Albarino is also recommended to drink with all seafood dishes & slightly spiced food as well as on it’s own of course!
As promised here is a fabulous recipe to use up left over paella. This is a great lunch dish I think I actually prefer it to the straight paella, something to do with the crispiness of the cakes.. yum.
Vegetable Paella Cakes with Pesto Mayonnaise
Serves 2 vegetarian
- leftover paella
- manchego cheese grated
- 1tbsp olive oil
- 2 tbsp mayonnaise
- 1 tsp basil pesto
- 2 handfuls rocket dressed with olive oil
- lemon wedges
- Grate a little Manchego cheese into the leftover paella and mix it in.
- Flour your hands a make 4 little cakes a bit smaller than the size of your palm by first rolling them into a balls then flattening them out a bit.
- Refrigerate for 1/2 hr if you have the time.
- Preheat the oven to 200 degrees.
- Place the cakes on a preheated baking sheet lined with baking paper.
- Brush the cakes with a little olive oil
- Cook for 20 – 25 mins until slightly crispy
- Meanwhile make the pesto mayo by mixing the mayo with the pesto.

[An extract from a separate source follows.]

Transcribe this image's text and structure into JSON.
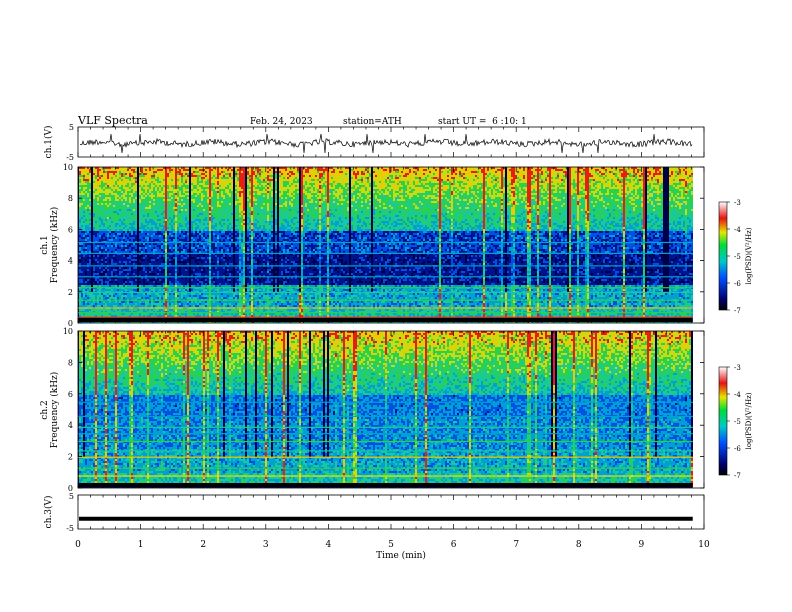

- Serve with the dressed rocket & lemon wedges
You can also use leftover paella to stuff peppers. Just slice the tops off the peppers, take out the seeds & membrane, pile the paella into the peppers, top with grated cheese & cook in a 2oo degree oven for about 30 – 35 mins.
That looks delicious. I have so many of those green chilis that I’m looking for ways to use them up and your recipe is helpful. I’m also roasting a bunch to freeze for later use.
This looks delicious…brilliant use of the left over paella.